However, according to the structure known to date, the installation and orientation adjustment work of the substrate breakage sensor is very cumbersome and difficult. In particular, it is difficult to adjust the substrate breakage detection sensor to an appropriate position, that is, to adjust the orientation, in order to adjust the direction, the operator must hold a separate tool while holding the substrate breakage detection sensor to adjust the orientation. As a result, the work time increases accordingly, and thus, it is expected to cause a lot of work loss, so the structural improvement is required.

SUMMARY OF THE INVENTION An object of the present invention is to provide a chemical vapor deposition apparatus having a simple and simple structure and which can easily perform installation work and orientation control work of a substrate breakage detection unit.

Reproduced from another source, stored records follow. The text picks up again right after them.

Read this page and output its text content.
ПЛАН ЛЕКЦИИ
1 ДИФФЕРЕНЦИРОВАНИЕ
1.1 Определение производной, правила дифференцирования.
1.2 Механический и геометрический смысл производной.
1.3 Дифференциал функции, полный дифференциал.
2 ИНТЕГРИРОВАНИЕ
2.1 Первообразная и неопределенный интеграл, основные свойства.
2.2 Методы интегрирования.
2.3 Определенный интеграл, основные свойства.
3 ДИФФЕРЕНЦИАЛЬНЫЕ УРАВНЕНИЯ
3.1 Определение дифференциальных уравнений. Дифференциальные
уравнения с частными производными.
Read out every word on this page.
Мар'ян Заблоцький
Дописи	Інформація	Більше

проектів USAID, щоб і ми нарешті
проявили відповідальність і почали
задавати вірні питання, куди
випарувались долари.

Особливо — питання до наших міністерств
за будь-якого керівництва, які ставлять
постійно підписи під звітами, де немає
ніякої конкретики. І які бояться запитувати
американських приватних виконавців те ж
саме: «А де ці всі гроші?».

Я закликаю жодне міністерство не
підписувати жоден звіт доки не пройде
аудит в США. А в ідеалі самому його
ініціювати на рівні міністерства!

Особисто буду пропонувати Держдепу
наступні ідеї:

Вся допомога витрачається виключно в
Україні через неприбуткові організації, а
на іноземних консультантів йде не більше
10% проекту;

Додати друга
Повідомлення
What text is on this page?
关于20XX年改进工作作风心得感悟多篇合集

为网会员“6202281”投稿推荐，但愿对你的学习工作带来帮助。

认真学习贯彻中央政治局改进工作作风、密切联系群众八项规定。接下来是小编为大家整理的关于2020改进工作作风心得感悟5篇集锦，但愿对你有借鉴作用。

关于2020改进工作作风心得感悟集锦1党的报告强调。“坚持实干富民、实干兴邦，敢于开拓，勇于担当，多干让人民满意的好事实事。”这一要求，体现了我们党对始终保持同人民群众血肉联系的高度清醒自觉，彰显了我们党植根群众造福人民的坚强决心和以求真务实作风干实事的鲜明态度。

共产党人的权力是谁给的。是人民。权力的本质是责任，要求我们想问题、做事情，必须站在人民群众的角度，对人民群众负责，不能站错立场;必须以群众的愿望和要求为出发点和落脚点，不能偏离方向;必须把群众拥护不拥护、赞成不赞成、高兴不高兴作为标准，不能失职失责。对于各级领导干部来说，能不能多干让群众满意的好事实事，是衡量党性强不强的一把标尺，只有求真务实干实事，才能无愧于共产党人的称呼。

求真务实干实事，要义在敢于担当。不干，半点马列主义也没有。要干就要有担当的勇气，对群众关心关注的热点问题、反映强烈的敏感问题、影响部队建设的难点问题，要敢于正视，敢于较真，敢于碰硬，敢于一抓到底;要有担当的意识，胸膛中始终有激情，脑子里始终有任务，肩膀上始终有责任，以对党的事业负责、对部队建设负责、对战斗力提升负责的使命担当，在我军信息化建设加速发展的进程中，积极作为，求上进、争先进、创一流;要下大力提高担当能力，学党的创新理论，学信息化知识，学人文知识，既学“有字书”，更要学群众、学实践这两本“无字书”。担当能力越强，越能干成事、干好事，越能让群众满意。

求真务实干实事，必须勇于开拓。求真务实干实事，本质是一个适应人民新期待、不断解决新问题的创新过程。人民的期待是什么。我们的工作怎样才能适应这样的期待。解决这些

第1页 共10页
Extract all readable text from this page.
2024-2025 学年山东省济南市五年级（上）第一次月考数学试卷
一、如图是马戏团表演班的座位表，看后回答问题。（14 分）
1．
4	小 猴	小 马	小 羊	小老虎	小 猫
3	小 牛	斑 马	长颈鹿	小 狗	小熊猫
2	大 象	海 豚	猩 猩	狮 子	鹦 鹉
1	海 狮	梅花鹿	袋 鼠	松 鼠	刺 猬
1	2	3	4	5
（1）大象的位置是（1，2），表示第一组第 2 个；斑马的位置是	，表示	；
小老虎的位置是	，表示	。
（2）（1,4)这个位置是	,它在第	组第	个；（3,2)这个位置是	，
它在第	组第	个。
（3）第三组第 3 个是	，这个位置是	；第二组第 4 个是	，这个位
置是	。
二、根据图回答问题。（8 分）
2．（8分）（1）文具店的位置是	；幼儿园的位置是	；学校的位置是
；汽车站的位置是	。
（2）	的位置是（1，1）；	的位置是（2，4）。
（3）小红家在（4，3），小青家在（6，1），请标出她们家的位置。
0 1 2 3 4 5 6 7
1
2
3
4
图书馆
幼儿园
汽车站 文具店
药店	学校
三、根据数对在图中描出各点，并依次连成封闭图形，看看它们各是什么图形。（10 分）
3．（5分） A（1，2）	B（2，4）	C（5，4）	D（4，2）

The object is, according to the present invention, at least one process module chamber in which a substantial chemical vapor deposition process is carried out on a substrate, and wherein said substrate is subjected to said process module before said substrate enters said process module chamber. A transfer module chamber which connects a load lock chamber for creating an environment into which the chamber can be entered, and has a substrate handling robot configured to transfer the substrate to the load lock chamber and the process module chamber. CHAMBER); And a substrate breakage detection sensor freely rotatable in at least two axes, and detachably coupled to a side wall surface of the transfer module chamber to detect whether or not the substrate breakage is introduced into the transfer module chamber. It is achieved by a chemical vapor deposition apparatus comprising a breakage detection unit.

Here, the substrate damage detection unit, the base detachably coupled to one side of the outer wall surface of the transfer module chamber; And a rotation support supporting the substrate breakage detection sensor to be rotatable in a three-axis direction with respect to the base breakage sensor.

The rotation support may include a first rotation shaft provided in the base; A first rotatable body rotatably coupled to an exposed end of the first rotating shaft and rotatable along the circumferential direction of the first rotating shaft based on the first rotating shaft; A second rotating shaft disposed in a direction crossing the first rotating shaft and having one end rotatably coupled to the first rotating body; A second rotating body rotatably coupled to the other end of the second rotating shaft and rotatable along the circumferential direction of the second rotating shaft based on the second rotating shaft; A third rotating shaft disposed in a direction crossing the second rotating shaft and having one end rotatably coupled to the second rotating body; And a third rotating body supporting the substrate breakage detection sensor and rotatably coupled to the other end of the third rotating shaft to be rotatable along the circumferential direction of the third rotating shaft based on the third rotating shaft. .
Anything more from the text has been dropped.